When someone really wants to emit an aura of creepiness, they lurk around, glare ominously, mumble about doom and despair and occasionally make passes at members of the opposite sex in awkward but unusual ways.

Now, if someone sits there giggling to themselves and moreso, if they’re giggling with an Australian accent, then they’re not trying to seem creepy, they’re succeeding at being flat-out unnerving.

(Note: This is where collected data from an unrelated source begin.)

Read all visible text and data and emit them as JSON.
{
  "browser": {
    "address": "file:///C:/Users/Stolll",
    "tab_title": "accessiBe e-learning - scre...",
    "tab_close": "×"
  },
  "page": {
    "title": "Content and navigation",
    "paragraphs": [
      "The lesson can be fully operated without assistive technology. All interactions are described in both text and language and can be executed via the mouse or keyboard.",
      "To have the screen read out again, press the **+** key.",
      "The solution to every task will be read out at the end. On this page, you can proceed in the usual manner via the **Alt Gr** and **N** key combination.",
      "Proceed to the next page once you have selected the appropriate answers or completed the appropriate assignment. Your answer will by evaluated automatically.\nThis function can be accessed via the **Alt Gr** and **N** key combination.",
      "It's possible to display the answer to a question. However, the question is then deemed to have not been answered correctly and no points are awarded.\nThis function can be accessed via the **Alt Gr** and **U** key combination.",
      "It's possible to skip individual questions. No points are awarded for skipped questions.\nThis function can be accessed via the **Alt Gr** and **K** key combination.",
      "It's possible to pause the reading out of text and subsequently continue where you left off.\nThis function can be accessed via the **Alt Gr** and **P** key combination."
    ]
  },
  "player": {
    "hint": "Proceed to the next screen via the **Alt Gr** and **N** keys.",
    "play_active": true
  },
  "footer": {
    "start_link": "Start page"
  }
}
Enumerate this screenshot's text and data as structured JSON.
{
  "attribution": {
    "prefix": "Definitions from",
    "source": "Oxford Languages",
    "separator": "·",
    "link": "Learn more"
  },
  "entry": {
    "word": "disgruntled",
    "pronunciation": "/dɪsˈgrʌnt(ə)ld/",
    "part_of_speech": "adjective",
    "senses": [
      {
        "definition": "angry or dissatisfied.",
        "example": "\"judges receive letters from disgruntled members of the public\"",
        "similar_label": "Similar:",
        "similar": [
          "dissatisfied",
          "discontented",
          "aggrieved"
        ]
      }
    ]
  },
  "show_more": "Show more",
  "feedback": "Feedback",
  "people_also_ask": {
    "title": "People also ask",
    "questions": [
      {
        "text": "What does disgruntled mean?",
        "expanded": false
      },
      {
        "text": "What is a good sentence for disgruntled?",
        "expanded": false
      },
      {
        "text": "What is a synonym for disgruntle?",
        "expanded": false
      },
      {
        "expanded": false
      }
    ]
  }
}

Whether Nick Cave is truly a whacked-out brother, or whether he’s sophisticated enough to fake number two is more or less and irrelevant question; after all, people who are wholeheartedly into being creepy are creepy for that very reason. The real question is, after the impenetrable kind-of-a-concept album No More Shall We Part, what in the world persuaded him to just chuck it all for a bunch of morbid laughs?

Nocturama starts with vintage late-era Bad Seeds, Martyn Casey and Thomas Wydler’s rhythm work propelling an ambivalent love song out of the realm of depressed-drunk-guy-at-the-piano balladry before slacking off on the next two cuts (which, in fact, sound like an over-orchestrated drunk guy at a piano). But on the fourth track, “Bring It On,” Cave just flat out gives up the ghost of Bruce Springsteen.

Regardless of who is inspiring the fists that once cradled the sad head to pump the air in sweet rock excess (and, honestly, it’s not that hard-rocking, except that it’s a fucking Nick Cave song) the rest of the album has a sort of funny, trashy immediacy that Cave has obviously been keeping inside for too long, culminating in “Babe I’m On Fire”‘s couplets that neatly walk, in Spinal Tap’s words, the fine line between stupid and clever (i.e. rhyming “hernia” with “Guernica”).

And any hopes of boxing in the introspective, grandiose and morbid Cave are once again left disorientingly high and dry by the high priest of creep.

[DJ Fatkid would be more upset if he weren’t under such heavy sedation.]